O principal produto da Fountain Set são as camisetas de algodão fino que empresas como a Gap, Target e Eddie Bauer Holdings vendem. Fountain Set também comercializa uma gama de tecidos não prejudiciais para o meio ambiente, como o algodão orgânico. A empresa, que está cotizada na Bolsa de Hong-Kong, tem 20.000 empregados e as suas receitas anuais superaram no ano passado os 900 milhões de dólares.
Desde a inspeção realizada em junho passado, a Fountain Set pagou 1,5 milhões de dólares de multas e investiu 2,7 milhões para atualizar as suas instalações de água.
Muitas empresas de roupa distanciam-se da Fountain Set, alegando que não são suas clientes diretas, mesmo quando utilizam os seus tecidos. As grandes cadeias de venda a público, normalmente, trabalham diretamente com o fabricante para fixação das cores e estilo dos tecidos de cada temporada, mas em última instância podem comprar os produtos da Foundation Set através de um fornecedor que talha e cose os produtos terminados.
A Nike foi a única empresa com quem se falou para fazer este artigo, e forneceu provas de ter supervisionado a fábrica Fuan por infrações ambientais, antes da investigação do governo chinês.
Desde 1999, a fábrica passou todas as inspeções de qualidade da água da Nike. Mas as provas eram voluntárias e exigiam que a fábrica entregasse as suas próprias amostras de água a um laboratório contratado pela Nike. A empresa disse que era pressuposto que a empresa “recolhia amostras significativas das águas residuais”, mas reconhece que “seria possível falsificar a amostra”.
Fountain Set assegura que as amostras que apresentou não estavam falsificadas.
Muitas outras empresas estadunidenses reduziram os seus pedidos àquela fábrica ou suspenderam durante algum tempo a sua relação com ela.

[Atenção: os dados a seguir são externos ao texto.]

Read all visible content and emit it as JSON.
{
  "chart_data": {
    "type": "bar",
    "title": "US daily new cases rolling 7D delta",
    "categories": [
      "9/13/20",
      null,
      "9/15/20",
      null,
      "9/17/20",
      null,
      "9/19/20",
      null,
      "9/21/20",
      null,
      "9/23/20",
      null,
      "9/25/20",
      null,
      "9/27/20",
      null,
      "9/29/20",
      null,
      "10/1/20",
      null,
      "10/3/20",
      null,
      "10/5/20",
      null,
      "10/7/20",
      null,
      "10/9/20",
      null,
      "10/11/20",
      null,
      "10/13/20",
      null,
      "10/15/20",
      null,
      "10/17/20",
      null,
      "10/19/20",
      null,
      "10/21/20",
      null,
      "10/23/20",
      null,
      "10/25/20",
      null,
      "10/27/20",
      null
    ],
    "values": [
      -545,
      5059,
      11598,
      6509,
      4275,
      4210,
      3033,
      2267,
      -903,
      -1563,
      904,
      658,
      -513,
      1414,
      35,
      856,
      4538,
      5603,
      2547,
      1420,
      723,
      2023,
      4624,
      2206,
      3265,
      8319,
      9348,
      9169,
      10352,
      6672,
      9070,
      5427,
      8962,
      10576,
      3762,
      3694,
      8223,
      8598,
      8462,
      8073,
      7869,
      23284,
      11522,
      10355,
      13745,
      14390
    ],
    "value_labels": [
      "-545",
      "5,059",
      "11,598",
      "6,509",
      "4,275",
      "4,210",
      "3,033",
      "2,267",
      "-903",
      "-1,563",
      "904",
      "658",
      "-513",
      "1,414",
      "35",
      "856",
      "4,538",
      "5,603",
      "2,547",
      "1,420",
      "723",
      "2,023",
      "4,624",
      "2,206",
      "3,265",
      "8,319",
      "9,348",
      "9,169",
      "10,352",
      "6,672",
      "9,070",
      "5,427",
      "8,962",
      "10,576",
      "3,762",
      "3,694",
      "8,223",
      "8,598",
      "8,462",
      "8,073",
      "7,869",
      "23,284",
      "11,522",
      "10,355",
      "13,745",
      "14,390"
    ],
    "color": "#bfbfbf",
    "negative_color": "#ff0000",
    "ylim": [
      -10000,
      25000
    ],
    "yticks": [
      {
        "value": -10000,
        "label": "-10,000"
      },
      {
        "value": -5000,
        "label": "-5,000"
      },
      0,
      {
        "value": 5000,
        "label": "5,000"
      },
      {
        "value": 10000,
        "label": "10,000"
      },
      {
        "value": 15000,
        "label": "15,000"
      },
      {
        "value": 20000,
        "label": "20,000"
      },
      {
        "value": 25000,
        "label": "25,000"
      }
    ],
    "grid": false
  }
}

A inspeção da Fountain Set faz parte de uma campanha cada vez mais intensa do governo chinês para travar a poluição, depois de três décadas de expansão industrial. A província de Guangdong, na China, onde esta sediada a Fountain Set, está submersa numa nuvem tóxica. A sua paisagem é feita de chaminés industriais, auto-estradas de oito pistas, onde umas 50.000 fábricas produzem brinquedos, telemóveis e produtos eletrônicos. Aqui, em Dongduan, um importante centro de produção, o ar cheira a borracha queimada. Por pressão de Pequim, o governo provincial realizou uma enérgica campanha contra as indústrias contaminantes, para estimular um crescimento mais ecológico. Entre 20% e 30% da contaminação da água na China provém de bens que se fabricam para a exportação, segundo os cálculos de Xie, o economista.
Os ativistas chineses estão a tentar que a cadeia de fornecimento da indústria têxtil seja mais transparente. Para isso, querem estabelecer vínculos entre as fábricas chinesas e as multinacionais que compram os seus produtos. “Queremos que saibam que na China estamos atentos”, asseguar Ma Jun, um conhecido ativista chinês responsável por um website que compila dados sobre as fábricas poluidoras.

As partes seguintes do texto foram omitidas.